When there is blood and chum in the cinematic waters that's always the first sign the summer season of movies is over and Halloween is not that far away. Trying to capitalize on the success of last year's final summer flick (Piranha 3D) of the similar blood soaked bikini clad genre, Shark Night 3D takes a different approach by keeping a straight face on their dangerous water premise.
Where last year's Piranha embraced it's completely ludicrous farce of aquatic mayhem, while also taking full advantage of their R rating and 3D capabilities, Shark Night foolishly takes a different route. This film does the opposite by dropping to a PG 14 rating, thus loosing such popular horror film staples as the gruesome death sequences and the unnecessary (but always appreciated) moments of female nudity. As well as lowering the film's rating with it's tamer approach (most likely to attract that younger demo) Shark Night makes you regret spending those extra 3-4 bucks for the unutilized 3D experience.
So what is the premise for Shark Night if you actually are still interested in seeing this movie after reading my rousing endorsement from the paragraphs above? Well, the movie centres around a group of good looking college kids who take off for the weekend to one of their fellow classmates lake house in the Louisiana Gulf. The lake house is conveniently located on a secluded island with zero cell reception. That wouldn't normally be a problem for any other group of college kids who just want to have a party on the lake, except for the fact that this particular lake is teeming with sharks. When the eventual attacks began on the film's beer guzzling academics they began to question how sharks could get into a lake. Their suspicions are later justified when they discover some of the local's sinister plot to kill their weekend buzz.
Granted Shark Night's premise is no more realistic than last year's prehistoric piranhas being awoken to put their swimmers on the underwater menu, but as farfetched as Piranha was it still had an ounce of believability to it.
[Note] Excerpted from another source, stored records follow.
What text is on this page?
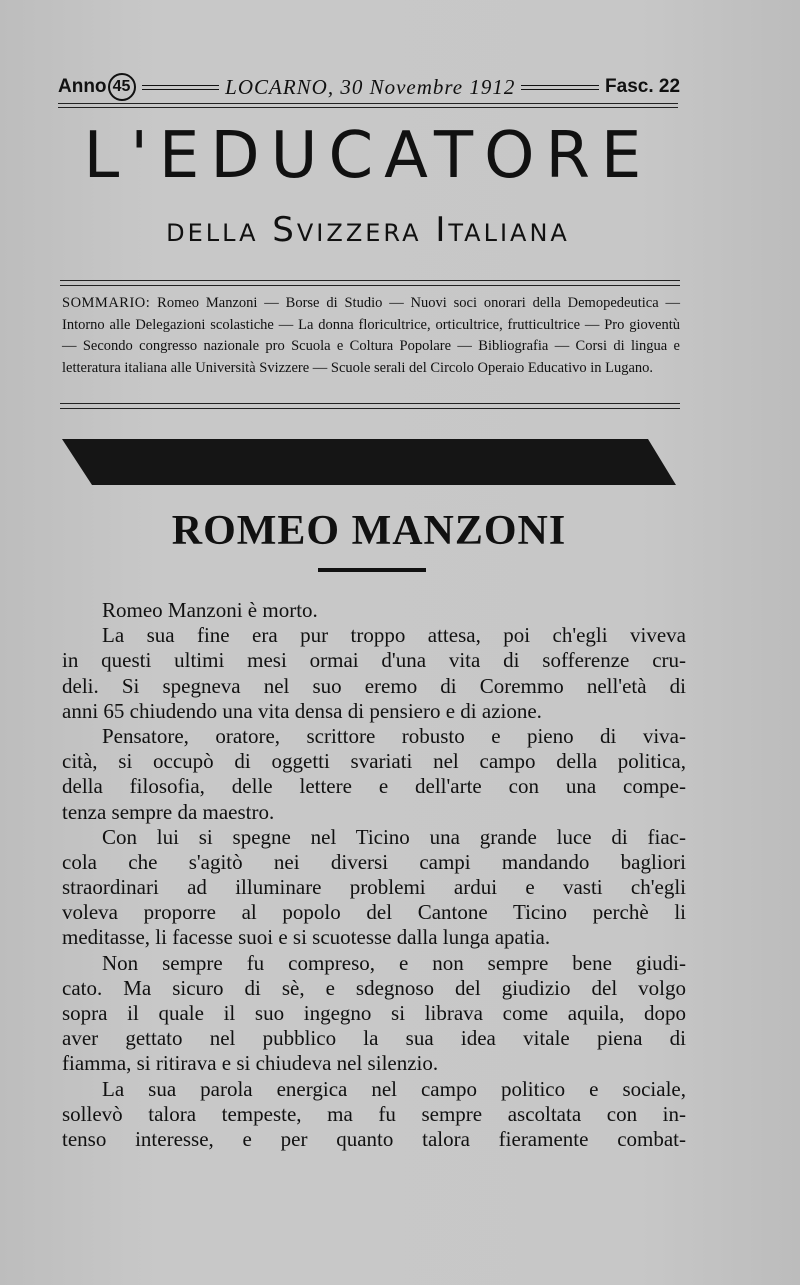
Anno 45	LOCARNO, 30 Novembre 1912	Fasc. 22
L'EDUCATORE
della Svizzera Italiana
SOMMARIO: Romeo Manzoni — Borse di Studio — Nuovi soci onorari della Demopedeutica — Intorno alle Delegazioni scolastiche — La donna floricultrice, orticultrice, frutticultrice — Pro gioventù — Secondo congresso nazionale pro Scuola e Coltura Popolare — Bibliografia — Corsi di lingua e letteratura italiana alle Università Svizzere — Scuole serali del Circolo Operaio Educativo in Lugano.
ROMEO MANZONI
Romeo Manzoni è morto.
La sua fine era pur troppo attesa, poi ch'egli viveva
in questi ultimi mesi ormai d'una vita di sofferenze cru-
deli. Si spegneva nel suo eremo di Coremmo nell'età di
anni 65 chiudendo una vita densa di pensiero e di azione.
Pensatore, oratore, scrittore robusto e pieno di viva-
cità, si occupò di oggetti svariati nel campo della politica,
della filosofia, delle lettere e dell'arte con una compe-
tenza sempre da maestro.
Con lui si spegne nel Ticino una grande luce di fiac-
cola che s'agitò nei diversi campi mandando bagliori
straordinari ad illuminare problemi ardui e vasti ch'egli
voleva proporre al popolo del Cantone Ticino perchè li
meditasse, li facesse suoi e si scuotesse dalla lunga apatia.
Non sempre fu compreso, e non sempre bene giudi-
cato. Ma sicuro di sè, e sdegnoso del giudizio del volgo
sopra il quale il suo ingegno si librava come aquila, dopo
aver gettato nel pubblico la sua idea vitale piena di
fiamma, si ritirava e si chiudeva nel silenzio.
La sua parola energica nel campo politico e sociale,
sollevò talora tempeste, ma fu sempre ascoltata con in-
tenso interesse, e per quanto talora fieramente combat-
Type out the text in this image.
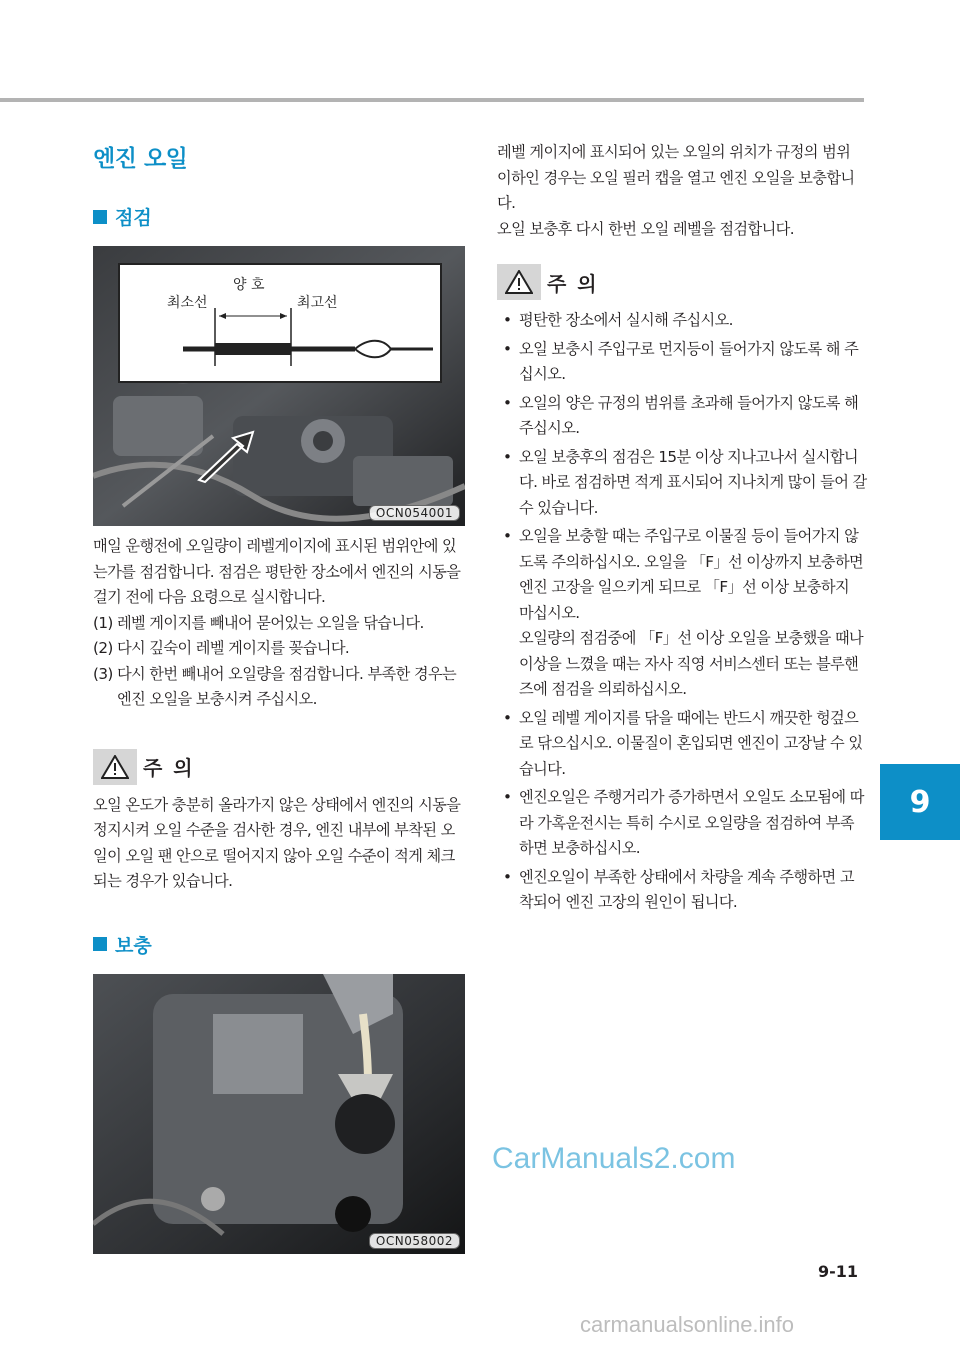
엔진 오일
점검
양 호
최소선	최고선
OCN054001

매일 운행전에 오일량이 레벨게이지에 표시된 범위안에 있는가를 점검합니다. 점검은 평탄한 장소에서 엔진의 시동을 걸기 전에 다음 요령으로 실시합니다.

(1) 레벨 게이지를 빼내어 묻어있는 오일을 닦습니다.
(2) 다시 깊숙이 레벨 게이지를 꽂습니다.
(3) 다시 한번 빼내어 오일량을 점검합니다. 부족한 경우는 엔진 오일을 보충시켜 주십시오.
주 의

오일 온도가 충분히 올라가지 않은 상태에서 엔진의 시동을 정지시켜 오일 수준을 검사한 경우, 엔진 내부에 부착된 오일이 오일 팬 안으로 떨어지지 않아 오일 수준이 적게 체크되는 경우가 있습니다.

보충
OCN058002

레벨 게이지에 표시되어 있는 오일의 위치가 규정의 범위 이하인 경우는 오일 필러 캡을 열고 엔진 오일을 보충합니다.

오일 보충후 다시 한번 오일 레벨을 점검합니다.

주 의
• 평탄한 장소에서 실시해 주십시오.
• 오일 보충시 주입구로 먼지등이 들어가지 않도록 해 주십시오.
• 오일의 양은 규정의 범위를 초과해 들어가지 않도록 해 주십시오.
• 오일 보충후의 점검은 15분 이상 지나고나서 실시합니다. 바로 점검하면 적게 표시되어 지나치게 많이 들어 갈 수 있습니다.
• 오일을 보충할 때는 주입구로 이물질 등이 들어가지 않도록 주의하십시오. 오일을 「F」선 이상까지 보충하면 엔진 고장을 일으키게 되므로 「F」선 이상 보충하지 마십시오.
오일량의 점검중에 「F」선 이상 오일을 보충했을 때나 이상을 느꼈을 때는 자사 직영 서비스센터 또는 블루핸즈에 점검을 의뢰하십시오.
• 오일 레벨 게이지를 닦을 때에는 반드시 깨끗한 헝겊으로 닦으십시오. 이물질이 혼입되면 엔진이 고장날 수 있습니다.
• 엔진오일은 주행거리가 증가하면서 오일도 소모됨에 따라 가혹운전시는 특히 수시로 오일량을 점검하여 부족하면 보충하십시오.
• 엔진오일이 부족한 상태에서 차량을 계속 주행하면 고착되어 엔진 고장의 원인이 됩니다.
9
CarManuals2.com
9-11
carmanualsonline.info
As the plot for Shark Night unfolds it reminded me of a child being caught in a lie while telling a story. They just keep adding lie upon lie, to the point where both people and themselves start to believe their own story. The film starts with the idea that a shark could be in lake water. Then they say by the way 'it's a salt water lake' and its not just one shark but there are dozens. To make things even more ridiculous these sharks are somehow shipped in for this salt water lake by the financially destitute hick locals. Who by the way have watched Austin Powers one too many times (minus the laser beams) because they have also somehow managed to strap a receiver and camera to each of these untameable man-eating mammals. I get that it is only just a movie and certain amount of plot holes are to be expected in a film of this nature but come on, killer lake sharks for realistic snuff YouTube videos? Really?
The film never seemed to drag on time wise, but it did lack in the usual happy-go-lucky introduction for a movie's cast where you knew only a handful of the characters would survive. Its not like I was expecting any kind of character development from a film titled 'Shark Night' but from an audience member's perspective you want to either root for someone to survive till the end, while at the same time celebrate when those more unlikable characters perish. As an alternative I found myself not caring if any of the characters make it out alive just as long as the dog in the film didn't get eaten. Usually this problem is most easily solved for female characters that show a little skin on screen and immediately have all the male viewers pulling for their survival. Hey, I didn't make the rules ladies that's just how it goes. But, alas again no R-rating here.
If Shark Night even attempted to poke fun at itself I could take this Swiss cheese a plot and enjoy it for what it is, a popcorn flick with cheap thrills and crappy effects. Instead I found more enjoyment from eating my said overpriced popcorn then watching this group of young and up incoming (arguably) actors get chewed to their onscreen deaths; in some unimagined death sequences I might add. Save your money on this flick and who knows maybe The Help will be number one in the box offices for a fourth straight week.